Quest’assunto è dimostrato dal fatto che la Vespa piacque a tutti, maschi e femmine, tant’è che la Piaggio pensò di utilizzare figure femminili in veste di guidatori (e non come semplici testimonial) per reclamizzarla, riuscendo a realizzare la parità dei sessi sessant’anni prima delle famigerate ‘quote rosa’.
In tale lasso di tempo la Piaggio ha prodotto svariati modelli di Vespa e suoi derivati, modelli che vanno dal motofurgone APEC al tuk – tuk (o moto risciò) ancora usato nei Paesi del Sud Est Asiatico, dal side car allo scooter militare equipaggiato con un cannone da 106 senza rinculo.

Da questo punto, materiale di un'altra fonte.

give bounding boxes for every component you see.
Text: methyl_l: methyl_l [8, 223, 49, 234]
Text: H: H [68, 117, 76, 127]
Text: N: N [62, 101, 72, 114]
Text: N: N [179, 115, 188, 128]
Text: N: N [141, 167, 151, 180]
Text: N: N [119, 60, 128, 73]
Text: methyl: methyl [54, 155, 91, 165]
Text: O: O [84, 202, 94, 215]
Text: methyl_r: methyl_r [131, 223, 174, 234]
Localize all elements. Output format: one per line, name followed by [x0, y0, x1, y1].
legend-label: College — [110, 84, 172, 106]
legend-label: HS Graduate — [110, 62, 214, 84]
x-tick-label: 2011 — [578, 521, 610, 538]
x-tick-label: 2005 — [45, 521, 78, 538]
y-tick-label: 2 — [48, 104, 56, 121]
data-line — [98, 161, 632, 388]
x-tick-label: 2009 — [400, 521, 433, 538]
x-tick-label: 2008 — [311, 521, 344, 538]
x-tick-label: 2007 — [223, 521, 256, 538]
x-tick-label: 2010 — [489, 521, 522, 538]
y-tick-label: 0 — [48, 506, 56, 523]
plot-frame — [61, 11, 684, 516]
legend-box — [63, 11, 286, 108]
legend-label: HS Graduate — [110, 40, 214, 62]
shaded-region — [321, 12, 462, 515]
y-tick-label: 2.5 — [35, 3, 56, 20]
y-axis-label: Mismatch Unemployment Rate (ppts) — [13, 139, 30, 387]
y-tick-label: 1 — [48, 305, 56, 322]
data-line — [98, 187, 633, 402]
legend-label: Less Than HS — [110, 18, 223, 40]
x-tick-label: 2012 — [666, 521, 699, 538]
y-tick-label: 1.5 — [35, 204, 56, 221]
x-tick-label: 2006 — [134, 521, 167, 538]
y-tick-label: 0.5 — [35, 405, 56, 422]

Ormai della linea originale dello scooter di Corradino D’Ascanio rimane ben poco e già si parla di una futura Vespa alimentata e GPL o col motore diesel. Mah! Sarà pure un’esigenza dettata dal progresso tecnologico, dall’economia e dal rincaro della benzina, però noi rimaniamo fedeli alla memoria di quella Vespa a miscela con la ‘marmitta truccata’ che guidavamo senza casco (all’epoca non usava), con un giornale infilato sotto il maglione per proteggerci dal freddo.
Furono quelli anni venati di giovanile incoscienza? Può darsi, ma furono gli anni più belli della nostra vita, perché eravamo ragazzi, innamoraticci e perché credevamo di stare a edificare un mondo migliore di quello che avevamo trovato. Purtroppo gli anni sono volati e con essi le nostre illusioni ma il ricordo della Vespa no, perché essa è ancora nel cuore di chi trascorse la propria adolescenza sul suo sellino.
La creatura di Enrico Piaggio e Corradino D’Ascanio ha, ormai, gli stessi anni della nostra Repubblica e perciò ci è parso giusto ricordarla insieme all’approssimarsi delle celebrazioni del 2 giugno: chissà che dall’abbinamento non ne esca migliorata la nostra percezione di questa strana Repubblica Italiana che rassomiglia sempre di più a quella di Tombolo.